Bull in the British film industry

However, he didn’t want it any other way. In his third decade as an actor, with an impressive career and a beautiful family, Maskell has little to prove; at this point, he just likes the job. “I love a film set, I love being around people, and I really feel at home in that environment, and I really like that,” he says. Yet the UK film industry is a strange and complex landscape to navigate. “It’s very difficult to raise money for British films. I’ve just written and directed my first film, and it took, you know, several years to get the money.”
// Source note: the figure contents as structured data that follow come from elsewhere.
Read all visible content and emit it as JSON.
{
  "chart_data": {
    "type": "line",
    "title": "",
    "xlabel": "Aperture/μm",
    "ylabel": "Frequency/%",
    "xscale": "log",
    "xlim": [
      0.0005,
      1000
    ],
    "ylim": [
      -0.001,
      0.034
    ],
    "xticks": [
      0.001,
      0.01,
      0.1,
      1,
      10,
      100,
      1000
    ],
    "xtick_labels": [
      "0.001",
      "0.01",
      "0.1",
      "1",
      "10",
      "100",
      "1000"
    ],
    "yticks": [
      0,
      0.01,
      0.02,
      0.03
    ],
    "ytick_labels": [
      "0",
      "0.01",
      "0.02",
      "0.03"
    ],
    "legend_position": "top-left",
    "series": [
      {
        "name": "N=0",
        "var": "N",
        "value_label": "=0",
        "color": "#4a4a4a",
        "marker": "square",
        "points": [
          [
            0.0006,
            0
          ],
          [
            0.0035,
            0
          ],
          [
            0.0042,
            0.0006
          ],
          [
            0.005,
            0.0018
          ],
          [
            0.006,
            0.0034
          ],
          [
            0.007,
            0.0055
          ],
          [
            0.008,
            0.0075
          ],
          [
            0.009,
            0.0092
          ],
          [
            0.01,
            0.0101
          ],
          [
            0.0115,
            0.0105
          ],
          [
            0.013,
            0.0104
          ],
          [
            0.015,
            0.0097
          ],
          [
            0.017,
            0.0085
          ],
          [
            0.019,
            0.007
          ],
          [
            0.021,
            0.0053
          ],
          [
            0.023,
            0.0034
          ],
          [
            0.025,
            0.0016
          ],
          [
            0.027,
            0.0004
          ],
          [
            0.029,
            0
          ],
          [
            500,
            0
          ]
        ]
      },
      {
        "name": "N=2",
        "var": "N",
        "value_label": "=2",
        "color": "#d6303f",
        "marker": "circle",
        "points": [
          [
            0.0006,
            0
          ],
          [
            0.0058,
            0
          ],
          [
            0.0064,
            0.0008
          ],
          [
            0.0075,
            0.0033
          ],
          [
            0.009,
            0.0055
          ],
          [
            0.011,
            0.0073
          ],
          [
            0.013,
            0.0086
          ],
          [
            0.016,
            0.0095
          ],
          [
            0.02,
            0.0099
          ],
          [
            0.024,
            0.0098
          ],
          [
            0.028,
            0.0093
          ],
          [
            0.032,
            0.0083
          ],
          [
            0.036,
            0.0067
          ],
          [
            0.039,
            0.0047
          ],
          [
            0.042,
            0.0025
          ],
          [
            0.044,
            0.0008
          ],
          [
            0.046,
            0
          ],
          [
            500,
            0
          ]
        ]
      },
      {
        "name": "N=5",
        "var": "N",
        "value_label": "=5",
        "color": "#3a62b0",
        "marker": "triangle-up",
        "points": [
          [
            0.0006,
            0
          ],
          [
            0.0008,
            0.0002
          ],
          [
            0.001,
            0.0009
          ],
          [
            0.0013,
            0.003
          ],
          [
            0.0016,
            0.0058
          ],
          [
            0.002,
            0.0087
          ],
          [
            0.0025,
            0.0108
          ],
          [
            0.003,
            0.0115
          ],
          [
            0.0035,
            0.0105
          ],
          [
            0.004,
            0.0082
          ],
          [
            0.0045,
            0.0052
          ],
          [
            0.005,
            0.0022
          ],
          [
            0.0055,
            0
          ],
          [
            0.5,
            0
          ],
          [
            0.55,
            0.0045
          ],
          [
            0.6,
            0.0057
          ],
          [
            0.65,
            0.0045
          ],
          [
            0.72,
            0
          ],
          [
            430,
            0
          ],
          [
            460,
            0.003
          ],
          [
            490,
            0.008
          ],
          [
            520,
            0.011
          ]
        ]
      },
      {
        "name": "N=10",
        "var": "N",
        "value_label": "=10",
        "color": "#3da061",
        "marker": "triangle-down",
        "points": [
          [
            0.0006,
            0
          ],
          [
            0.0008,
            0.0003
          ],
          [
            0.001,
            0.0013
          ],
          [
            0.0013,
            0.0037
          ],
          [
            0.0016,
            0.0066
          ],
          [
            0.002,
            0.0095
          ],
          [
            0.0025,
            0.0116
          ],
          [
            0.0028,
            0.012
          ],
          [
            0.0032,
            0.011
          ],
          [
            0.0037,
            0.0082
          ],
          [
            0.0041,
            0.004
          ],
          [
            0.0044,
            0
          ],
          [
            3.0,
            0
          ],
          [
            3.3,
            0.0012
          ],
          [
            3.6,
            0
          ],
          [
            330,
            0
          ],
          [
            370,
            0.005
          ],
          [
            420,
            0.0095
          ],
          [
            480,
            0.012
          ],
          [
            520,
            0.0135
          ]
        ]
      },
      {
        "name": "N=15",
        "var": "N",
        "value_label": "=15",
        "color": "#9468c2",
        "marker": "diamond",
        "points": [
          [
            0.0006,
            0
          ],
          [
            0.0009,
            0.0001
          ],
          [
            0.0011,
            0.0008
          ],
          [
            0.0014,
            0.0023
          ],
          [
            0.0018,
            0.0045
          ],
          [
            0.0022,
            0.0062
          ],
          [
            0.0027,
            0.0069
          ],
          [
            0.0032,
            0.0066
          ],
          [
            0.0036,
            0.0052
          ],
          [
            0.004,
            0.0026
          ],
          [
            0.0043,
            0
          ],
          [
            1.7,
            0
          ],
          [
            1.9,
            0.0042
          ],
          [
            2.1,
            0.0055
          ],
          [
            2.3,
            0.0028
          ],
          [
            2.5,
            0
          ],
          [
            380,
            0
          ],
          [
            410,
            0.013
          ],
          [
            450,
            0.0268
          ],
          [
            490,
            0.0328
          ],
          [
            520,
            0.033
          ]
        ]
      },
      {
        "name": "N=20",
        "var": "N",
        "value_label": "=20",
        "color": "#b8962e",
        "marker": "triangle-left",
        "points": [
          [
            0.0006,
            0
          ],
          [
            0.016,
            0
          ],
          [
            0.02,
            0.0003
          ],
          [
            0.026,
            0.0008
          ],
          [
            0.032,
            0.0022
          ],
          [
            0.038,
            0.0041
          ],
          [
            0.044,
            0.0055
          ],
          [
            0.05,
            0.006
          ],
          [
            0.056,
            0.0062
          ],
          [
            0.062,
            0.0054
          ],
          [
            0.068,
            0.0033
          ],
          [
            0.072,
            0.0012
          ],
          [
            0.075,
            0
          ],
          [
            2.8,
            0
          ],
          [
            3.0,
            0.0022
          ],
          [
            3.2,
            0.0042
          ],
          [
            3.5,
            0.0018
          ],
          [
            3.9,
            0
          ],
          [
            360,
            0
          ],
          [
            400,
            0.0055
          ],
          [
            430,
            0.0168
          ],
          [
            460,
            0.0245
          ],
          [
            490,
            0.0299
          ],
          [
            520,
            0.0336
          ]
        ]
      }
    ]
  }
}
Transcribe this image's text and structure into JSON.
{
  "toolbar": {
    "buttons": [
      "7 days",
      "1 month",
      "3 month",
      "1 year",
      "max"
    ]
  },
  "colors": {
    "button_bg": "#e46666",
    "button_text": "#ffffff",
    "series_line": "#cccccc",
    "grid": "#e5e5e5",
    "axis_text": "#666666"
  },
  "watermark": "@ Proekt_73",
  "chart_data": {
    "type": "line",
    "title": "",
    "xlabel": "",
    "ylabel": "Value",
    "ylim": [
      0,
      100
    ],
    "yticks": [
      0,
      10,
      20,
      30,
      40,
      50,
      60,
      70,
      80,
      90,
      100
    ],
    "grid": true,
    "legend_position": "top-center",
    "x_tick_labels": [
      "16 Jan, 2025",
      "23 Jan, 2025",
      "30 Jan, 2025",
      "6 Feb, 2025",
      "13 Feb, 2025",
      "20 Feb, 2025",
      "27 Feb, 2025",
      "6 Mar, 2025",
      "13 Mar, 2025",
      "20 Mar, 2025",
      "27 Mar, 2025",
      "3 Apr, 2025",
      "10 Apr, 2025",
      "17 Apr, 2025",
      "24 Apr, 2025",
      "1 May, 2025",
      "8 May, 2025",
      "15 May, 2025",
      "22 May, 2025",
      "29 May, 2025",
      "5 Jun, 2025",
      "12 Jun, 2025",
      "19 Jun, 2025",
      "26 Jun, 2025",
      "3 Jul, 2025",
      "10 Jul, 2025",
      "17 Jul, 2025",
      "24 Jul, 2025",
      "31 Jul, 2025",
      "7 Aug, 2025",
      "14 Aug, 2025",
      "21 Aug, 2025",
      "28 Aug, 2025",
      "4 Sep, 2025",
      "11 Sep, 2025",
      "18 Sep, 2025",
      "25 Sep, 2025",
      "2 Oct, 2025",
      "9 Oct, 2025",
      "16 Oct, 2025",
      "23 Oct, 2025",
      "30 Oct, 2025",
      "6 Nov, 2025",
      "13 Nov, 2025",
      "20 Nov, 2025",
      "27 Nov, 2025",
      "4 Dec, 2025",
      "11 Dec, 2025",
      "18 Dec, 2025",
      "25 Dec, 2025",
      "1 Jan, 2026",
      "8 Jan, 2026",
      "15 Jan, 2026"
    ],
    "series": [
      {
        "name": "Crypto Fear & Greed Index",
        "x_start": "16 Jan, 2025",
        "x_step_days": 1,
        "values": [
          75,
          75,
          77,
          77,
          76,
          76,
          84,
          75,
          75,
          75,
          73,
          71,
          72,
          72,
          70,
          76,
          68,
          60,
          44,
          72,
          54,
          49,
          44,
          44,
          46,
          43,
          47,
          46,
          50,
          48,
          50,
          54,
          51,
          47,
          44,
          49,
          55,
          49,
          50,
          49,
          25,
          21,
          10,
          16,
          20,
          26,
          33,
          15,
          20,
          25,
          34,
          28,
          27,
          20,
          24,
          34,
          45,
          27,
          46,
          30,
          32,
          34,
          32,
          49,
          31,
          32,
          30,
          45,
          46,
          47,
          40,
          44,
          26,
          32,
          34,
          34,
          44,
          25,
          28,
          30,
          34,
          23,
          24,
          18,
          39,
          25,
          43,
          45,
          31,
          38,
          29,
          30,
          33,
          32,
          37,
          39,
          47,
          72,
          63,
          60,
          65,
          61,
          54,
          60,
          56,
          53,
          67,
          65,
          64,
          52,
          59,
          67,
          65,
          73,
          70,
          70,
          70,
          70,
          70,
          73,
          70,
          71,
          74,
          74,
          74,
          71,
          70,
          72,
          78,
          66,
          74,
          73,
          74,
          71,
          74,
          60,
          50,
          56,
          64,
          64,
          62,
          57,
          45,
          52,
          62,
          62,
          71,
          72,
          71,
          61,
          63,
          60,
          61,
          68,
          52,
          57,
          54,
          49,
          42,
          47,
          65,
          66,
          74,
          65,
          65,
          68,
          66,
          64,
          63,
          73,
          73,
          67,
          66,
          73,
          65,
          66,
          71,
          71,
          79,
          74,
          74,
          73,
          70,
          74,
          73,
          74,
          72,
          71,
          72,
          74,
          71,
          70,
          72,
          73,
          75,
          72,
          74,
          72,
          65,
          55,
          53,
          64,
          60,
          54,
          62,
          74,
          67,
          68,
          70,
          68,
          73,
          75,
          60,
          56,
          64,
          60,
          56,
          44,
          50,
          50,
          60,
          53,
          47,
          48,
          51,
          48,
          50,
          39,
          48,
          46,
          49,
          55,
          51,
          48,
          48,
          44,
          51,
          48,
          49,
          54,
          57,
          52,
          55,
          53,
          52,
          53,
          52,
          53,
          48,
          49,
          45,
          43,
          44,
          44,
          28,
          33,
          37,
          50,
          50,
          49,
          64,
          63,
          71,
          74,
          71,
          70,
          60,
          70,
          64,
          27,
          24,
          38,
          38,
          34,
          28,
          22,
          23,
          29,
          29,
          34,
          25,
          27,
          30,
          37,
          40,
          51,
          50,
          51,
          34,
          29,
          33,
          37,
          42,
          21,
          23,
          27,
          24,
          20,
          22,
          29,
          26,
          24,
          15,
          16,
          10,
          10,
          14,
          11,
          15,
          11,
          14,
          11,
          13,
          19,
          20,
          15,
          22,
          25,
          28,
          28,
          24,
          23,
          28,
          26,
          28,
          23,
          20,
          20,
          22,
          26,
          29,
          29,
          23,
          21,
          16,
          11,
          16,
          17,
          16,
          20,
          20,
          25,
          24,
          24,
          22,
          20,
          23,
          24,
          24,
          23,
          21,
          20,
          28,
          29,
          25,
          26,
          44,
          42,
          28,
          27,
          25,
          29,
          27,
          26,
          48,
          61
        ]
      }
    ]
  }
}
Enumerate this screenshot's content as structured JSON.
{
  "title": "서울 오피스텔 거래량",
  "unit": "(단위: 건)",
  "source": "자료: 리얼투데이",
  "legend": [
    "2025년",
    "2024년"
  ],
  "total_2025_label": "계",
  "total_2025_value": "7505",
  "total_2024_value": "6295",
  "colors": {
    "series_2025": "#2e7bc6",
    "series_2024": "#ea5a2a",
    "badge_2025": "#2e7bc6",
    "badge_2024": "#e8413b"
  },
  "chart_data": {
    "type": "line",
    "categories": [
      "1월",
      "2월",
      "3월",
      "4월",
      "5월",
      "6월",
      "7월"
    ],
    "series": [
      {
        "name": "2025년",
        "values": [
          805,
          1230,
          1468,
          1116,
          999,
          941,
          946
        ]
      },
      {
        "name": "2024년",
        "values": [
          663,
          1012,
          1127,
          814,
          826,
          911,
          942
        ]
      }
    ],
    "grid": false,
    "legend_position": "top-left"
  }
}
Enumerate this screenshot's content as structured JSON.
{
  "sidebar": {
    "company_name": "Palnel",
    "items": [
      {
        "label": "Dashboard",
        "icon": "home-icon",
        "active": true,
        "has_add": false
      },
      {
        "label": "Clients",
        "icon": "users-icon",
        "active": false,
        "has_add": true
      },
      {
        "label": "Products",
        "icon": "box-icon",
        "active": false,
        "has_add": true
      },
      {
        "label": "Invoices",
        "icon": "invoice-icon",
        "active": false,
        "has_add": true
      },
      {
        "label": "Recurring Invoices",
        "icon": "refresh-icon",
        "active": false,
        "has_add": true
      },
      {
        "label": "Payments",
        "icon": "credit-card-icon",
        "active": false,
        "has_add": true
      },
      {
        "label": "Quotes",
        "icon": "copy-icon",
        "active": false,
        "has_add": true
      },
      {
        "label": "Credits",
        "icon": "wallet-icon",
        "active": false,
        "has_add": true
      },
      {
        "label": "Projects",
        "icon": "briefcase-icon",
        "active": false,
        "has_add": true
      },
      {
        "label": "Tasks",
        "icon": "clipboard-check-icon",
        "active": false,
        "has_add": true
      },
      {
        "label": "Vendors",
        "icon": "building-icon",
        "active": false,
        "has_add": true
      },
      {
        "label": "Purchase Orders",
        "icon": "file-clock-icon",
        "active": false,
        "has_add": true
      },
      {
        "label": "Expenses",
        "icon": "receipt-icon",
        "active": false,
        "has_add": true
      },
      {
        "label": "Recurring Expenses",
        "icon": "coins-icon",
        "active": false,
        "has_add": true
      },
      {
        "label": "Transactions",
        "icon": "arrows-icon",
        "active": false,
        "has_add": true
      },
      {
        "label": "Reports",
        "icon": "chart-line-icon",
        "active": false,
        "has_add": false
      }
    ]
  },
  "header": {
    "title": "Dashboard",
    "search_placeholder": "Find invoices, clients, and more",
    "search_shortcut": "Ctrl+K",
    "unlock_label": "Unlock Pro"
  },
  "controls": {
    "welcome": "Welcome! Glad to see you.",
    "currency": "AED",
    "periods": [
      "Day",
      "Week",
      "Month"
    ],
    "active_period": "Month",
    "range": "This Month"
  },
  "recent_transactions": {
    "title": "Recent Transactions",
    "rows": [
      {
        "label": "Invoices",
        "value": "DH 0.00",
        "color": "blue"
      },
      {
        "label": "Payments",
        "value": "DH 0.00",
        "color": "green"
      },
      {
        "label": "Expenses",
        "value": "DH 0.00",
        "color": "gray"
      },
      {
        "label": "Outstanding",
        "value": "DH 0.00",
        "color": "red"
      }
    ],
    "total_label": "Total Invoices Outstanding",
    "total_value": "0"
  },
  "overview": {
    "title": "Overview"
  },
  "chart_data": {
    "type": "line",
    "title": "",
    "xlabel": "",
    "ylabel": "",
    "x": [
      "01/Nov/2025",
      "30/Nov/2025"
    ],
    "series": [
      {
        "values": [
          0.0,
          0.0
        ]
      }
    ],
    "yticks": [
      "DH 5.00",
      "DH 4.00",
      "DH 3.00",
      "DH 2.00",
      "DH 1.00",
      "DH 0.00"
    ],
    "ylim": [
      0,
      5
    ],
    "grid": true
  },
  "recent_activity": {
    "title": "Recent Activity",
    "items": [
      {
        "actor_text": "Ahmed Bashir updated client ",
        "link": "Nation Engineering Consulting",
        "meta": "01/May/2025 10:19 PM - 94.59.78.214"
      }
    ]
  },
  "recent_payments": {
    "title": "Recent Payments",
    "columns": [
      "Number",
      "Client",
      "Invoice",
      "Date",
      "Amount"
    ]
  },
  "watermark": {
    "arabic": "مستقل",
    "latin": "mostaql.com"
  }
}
Related: Here before the review: This British thriller will enlighten you

Even after having made good films, it is difficult to finance other projects. Maskell attributes this to the death of DVD and home video in general, as well as the solipsism of franchise culture, which in turn leads to lower budgets for independent films. “Streaming doesn’t bring you closer to income and money on [independent films]”, he says, “so I think the budgets are even lower and reduced, and it’s even more difficult. “

David Hayman stands in front of a burning motorhome in Bull
Saban Films

In a sense, every good British independent film is a small miracle in a world full of tiny apocalypses. Taurus is one of those miracles, a gritty, disturbing, almost surreal thriller about justice and redemption, with Maskell giving one of the best performances of the year so far. “I work with incredible actors, incredible technicians, and brilliant young directors and employees,” Maskell says, passing on the success to the cast and crew of Taurus. “I still love the job. I’m very lucky.”

Taurus was released in select theaters on April 1, but is available April 5 on demand and digital. It currently has a 100% Rotten Tomatoes score with 30 reviews, and it’s not a bull.